La primera gota de sangre, de Rosa Alcayaga

La primera gota de sangre
de Rosa Alcayaga
Ginecosofía, 2018

La poesía de Rosa Alcayaga increpa a los malditos de siempre, desde aquellos que dieron forma a la filosofía en Occidente hasta el esposo maltratador cotidiano, pasando por el milico de la dictadura, el machismo del partido proletario y el sangriento noticiario, que siempre tienen excusas para declarar que «ella se expuso», que «iba de noche», que, si bien es la víctima, más trasciende su protagonismo gore de ataúd y apellido que hacer frente al protegido

Sus versos desnudan la injusticia asumida por años como estatuto social, y la destripa entre conversaciones cotidianas y mitos fundacionales. Lo expone con tal sutileza que nos retuerce el inconsciente colectivo de seguir bajo el amparo de lo que algunos hipócritas han denominado «la problemática de la mujer».

Híncate / frente a las todas / como uno más entre los hombres / reclamas porque no quieres / un pan lleno de gusanos / es el único alimento / en la despensa

Su letra pone en crisis lo que parece ser usual. Lo escribe tal como lo habla. Lo atraviesa en su atemporal, libre e híbrida poética, que se desmarca de reglas y burla con elegancia las estructuras. Así recoge el aullido de las dueñas de casa, de las pobres, de las migrantes, de las semidiosas apedreadas.
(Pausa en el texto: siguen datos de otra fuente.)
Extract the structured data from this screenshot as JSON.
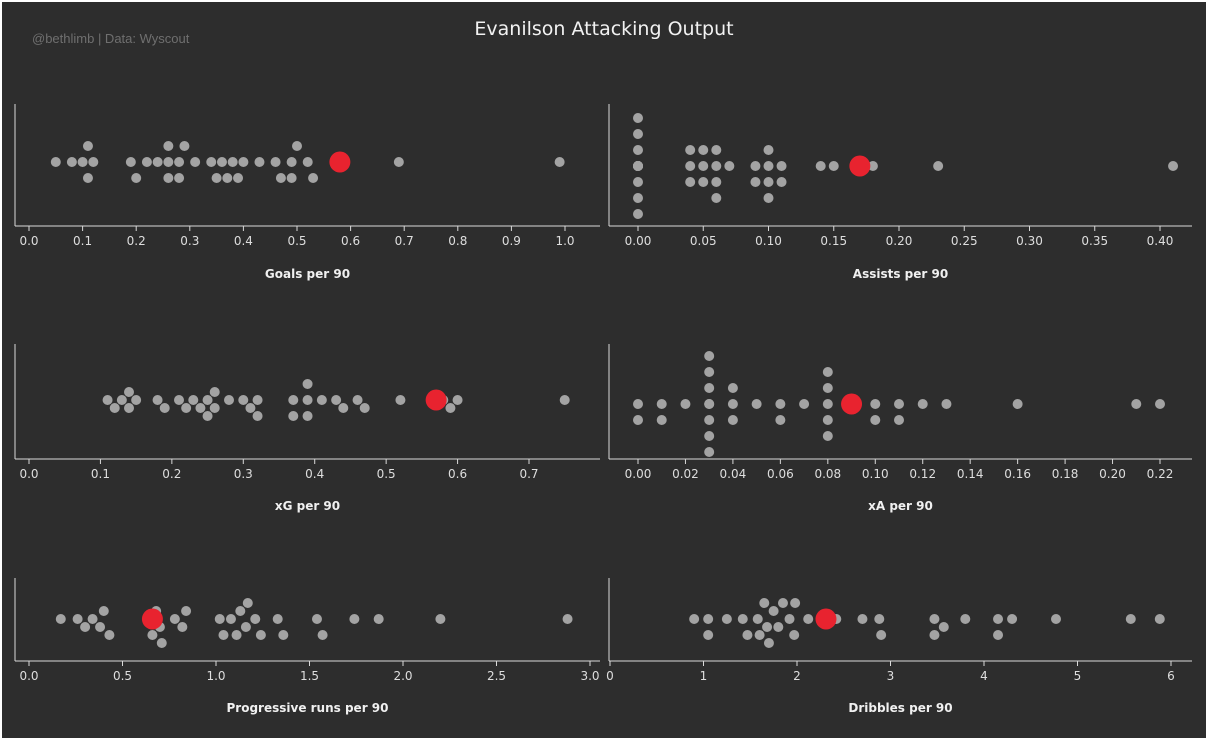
{
  "title": "Evanilson Attacking Output",
  "credit": "@bethlimb | Data: Wyscout",
  "colors": {
    "background": "#2d2d2d",
    "player_point": "#e8232f",
    "other_points": "#a3a3a3",
    "axis": "#d9d9d9",
    "text": "#f0f0f0"
  },
  "chart_data": [
    {
      "type": "scatter",
      "subtype": "beeswarm",
      "xlabel": "Goals per 90",
      "xlim": [
        0.0,
        1.0
      ],
      "ticks": [
        0.0,
        0.1,
        0.2,
        0.3,
        0.4,
        0.5,
        0.6,
        0.7,
        0.8,
        0.9,
        1.0
      ],
      "decimals": 1,
      "highlight": 0.58,
      "values": [
        0.05,
        0.08,
        0.1,
        0.11,
        0.11,
        0.12,
        0.19,
        0.2,
        0.22,
        0.24,
        0.26,
        0.26,
        0.26,
        0.28,
        0.28,
        0.29,
        0.31,
        0.34,
        0.35,
        0.36,
        0.37,
        0.38,
        0.39,
        0.4,
        0.43,
        0.46,
        0.47,
        0.49,
        0.49,
        0.5,
        0.52,
        0.53,
        0.69,
        0.99
      ]
    },
    {
      "type": "scatter",
      "subtype": "beeswarm",
      "xlabel": "Assists per 90",
      "xlim": [
        -0.015,
        0.43
      ],
      "ticks": [
        0.0,
        0.05,
        0.1,
        0.15,
        0.2,
        0.25,
        0.3,
        0.35,
        0.4
      ],
      "decimals": 2,
      "highlight": 0.17,
      "values": [
        0,
        0,
        0,
        0,
        0,
        0,
        0,
        0,
        0,
        0,
        0,
        0,
        0.04,
        0.04,
        0.04,
        0.05,
        0.05,
        0.05,
        0.06,
        0.06,
        0.06,
        0.06,
        0.07,
        0.09,
        0.09,
        0.1,
        0.1,
        0.1,
        0.1,
        0.11,
        0.11,
        0.14,
        0.15,
        0.18,
        0.23,
        0.41
      ]
    },
    {
      "type": "scatter",
      "subtype": "beeswarm",
      "xlabel": "xG per 90",
      "xlim": [
        -0.02,
        0.8
      ],
      "ticks": [
        0.0,
        0.1,
        0.2,
        0.3,
        0.4,
        0.5,
        0.6,
        0.7
      ],
      "decimals": 1,
      "highlight": 0.57,
      "values": [
        0.11,
        0.12,
        0.13,
        0.14,
        0.14,
        0.15,
        0.18,
        0.19,
        0.21,
        0.22,
        0.23,
        0.24,
        0.25,
        0.25,
        0.26,
        0.26,
        0.28,
        0.3,
        0.31,
        0.32,
        0.32,
        0.37,
        0.37,
        0.39,
        0.39,
        0.39,
        0.41,
        0.43,
        0.44,
        0.46,
        0.47,
        0.52,
        0.58,
        0.59,
        0.6,
        0.75
      ]
    },
    {
      "type": "scatter",
      "subtype": "beeswarm",
      "xlabel": "xA per 90",
      "xlim": [
        -0.013,
        0.23
      ],
      "ticks": [
        0.0,
        0.02,
        0.04,
        0.06,
        0.08,
        0.1,
        0.12,
        0.14,
        0.16,
        0.18,
        0.2,
        0.22
      ],
      "decimals": 2,
      "highlight": 0.09,
      "values": [
        0,
        0,
        0.01,
        0.01,
        0.02,
        0.03,
        0.03,
        0.03,
        0.03,
        0.03,
        0.03,
        0.03,
        0.03,
        0.04,
        0.04,
        0.04,
        0.05,
        0.06,
        0.06,
        0.07,
        0.08,
        0.08,
        0.08,
        0.08,
        0.08,
        0.1,
        0.1,
        0.11,
        0.11,
        0.12,
        0.13,
        0.16,
        0.21,
        0.22
      ]
    },
    {
      "type": "scatter",
      "subtype": "beeswarm",
      "xlabel": "Progressive runs per 90",
      "xlim": [
        -0.1,
        3.0
      ],
      "ticks": [
        0.0,
        0.5,
        1.0,
        1.5,
        2.0,
        2.5,
        3.0
      ],
      "decimals": 1,
      "highlight": 0.66,
      "values": [
        0.17,
        0.26,
        0.3,
        0.34,
        0.38,
        0.4,
        0.43,
        0.64,
        0.66,
        0.68,
        0.7,
        0.71,
        0.78,
        0.82,
        0.84,
        1.02,
        1.04,
        1.08,
        1.11,
        1.13,
        1.16,
        1.17,
        1.21,
        1.24,
        1.33,
        1.36,
        1.54,
        1.57,
        1.74,
        1.87,
        2.2,
        2.88
      ]
    },
    {
      "type": "scatter",
      "subtype": "beeswarm",
      "xlabel": "Dribbles per 90",
      "xlim": [
        0.0,
        6.25
      ],
      "ticks": [
        0,
        1,
        2,
        3,
        4,
        5,
        6
      ],
      "decimals": 0,
      "highlight": 2.31,
      "values": [
        0.9,
        1.05,
        1.05,
        1.25,
        1.42,
        1.47,
        1.58,
        1.6,
        1.65,
        1.68,
        1.7,
        1.75,
        1.8,
        1.85,
        1.92,
        1.97,
        1.98,
        2.12,
        2.42,
        2.7,
        2.88,
        2.9,
        3.47,
        3.47,
        3.57,
        3.8,
        4.15,
        4.15,
        4.3,
        4.77,
        5.57,
        5.88
      ]
    }
  ]
}
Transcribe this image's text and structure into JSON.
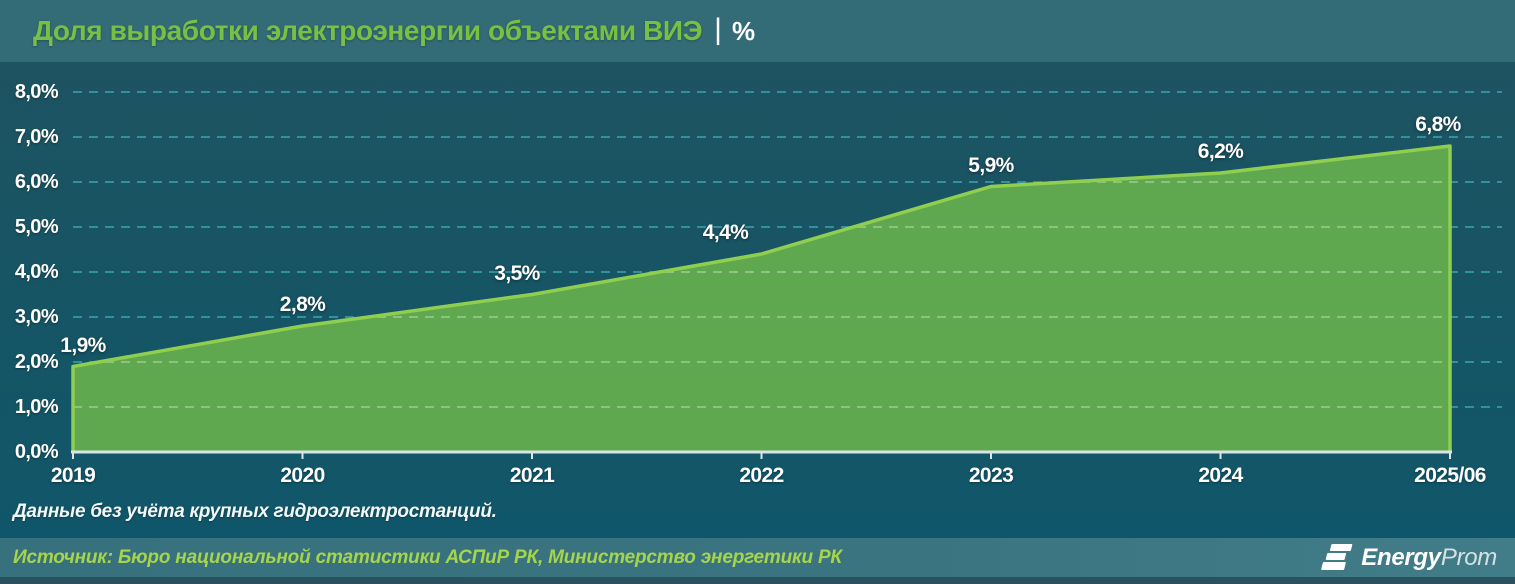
{
  "header": {
    "title": "Доля выработки электроэнергии объектами ВИЭ",
    "separator": "|",
    "unit": "%"
  },
  "chart_data": {
    "type": "area",
    "title": "Доля выработки электроэнергии объектами ВИЭ",
    "unit": "%",
    "categories": [
      "2019",
      "2020",
      "2021",
      "2022",
      "2023",
      "2024",
      "2025/06"
    ],
    "values": [
      1.9,
      2.8,
      3.5,
      4.4,
      5.9,
      6.2,
      6.8
    ],
    "point_labels": [
      "1,9%",
      "2,8%",
      "3,5%",
      "4,4%",
      "5,9%",
      "6,2%",
      "6,8%"
    ],
    "ylim": [
      0,
      8
    ],
    "y_ticks": [
      0,
      1,
      2,
      3,
      4,
      5,
      6,
      7,
      8
    ],
    "y_tick_labels": [
      "0,0%",
      "1,0%",
      "2,0%",
      "3,0%",
      "4,0%",
      "5,0%",
      "6,0%",
      "7,0%",
      "8,0%"
    ],
    "grid": "horizontal-dashed",
    "legend": "none",
    "colors": {
      "area_fill": "#63ac4f",
      "area_line": "#8fce4e",
      "grid": "#31919d",
      "axis": "#d9e4e7",
      "label": "#ffffff",
      "background_top": "#1e5361",
      "background_bottom": "#10566a",
      "header_bg": "#336b77",
      "title_green": "#77c044",
      "source_green": "#a6d44b"
    }
  },
  "note": "Данные без учёта крупных гидроэлектростанций.",
  "footer": {
    "source": "Источник: Бюро национальной статистики АСПиР РК, Министерство энергетики РК",
    "logo_energy": "Energy",
    "logo_prom": "Prom"
  }
}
Ella y su corazón robusto ametrallando contra toda autoridad.

Sin brasero ni parafina / solo una sábana blanca / apretando el calor / en combate feroz contra la escarcha / medio sueldo en el bolsillo (…)

Todo un mundo nos ha temido, incluso nosotras mismas al ver la primera gota de sangre. No vemos nuestro poder hasta que encontramos en nosotras las llamas. Ese poder creador travestido de castidad es el mito de la Humanidad. Bulle en nosotras la única sangre no derramada por el odio, sino por la posibilidad de vida.

Amasaré vidas rotas entre escombros de pies brazos y lenguas (…) La furia del mar cargará de olas mi cuerpo / Entre las rocas veo sangre tuya y mía

Sobreviviente de la dictadura, joven luchadora de otro Chile, periodista, poeta y profesora: «Treinta años atrás, aspiraba a ser heroína. Treinta años después, quiero que el mundo no me cambie». Y no es con poesía melosa que nos levantamos para seguir luchando, sino con las necesarias poetas molestas que rugen.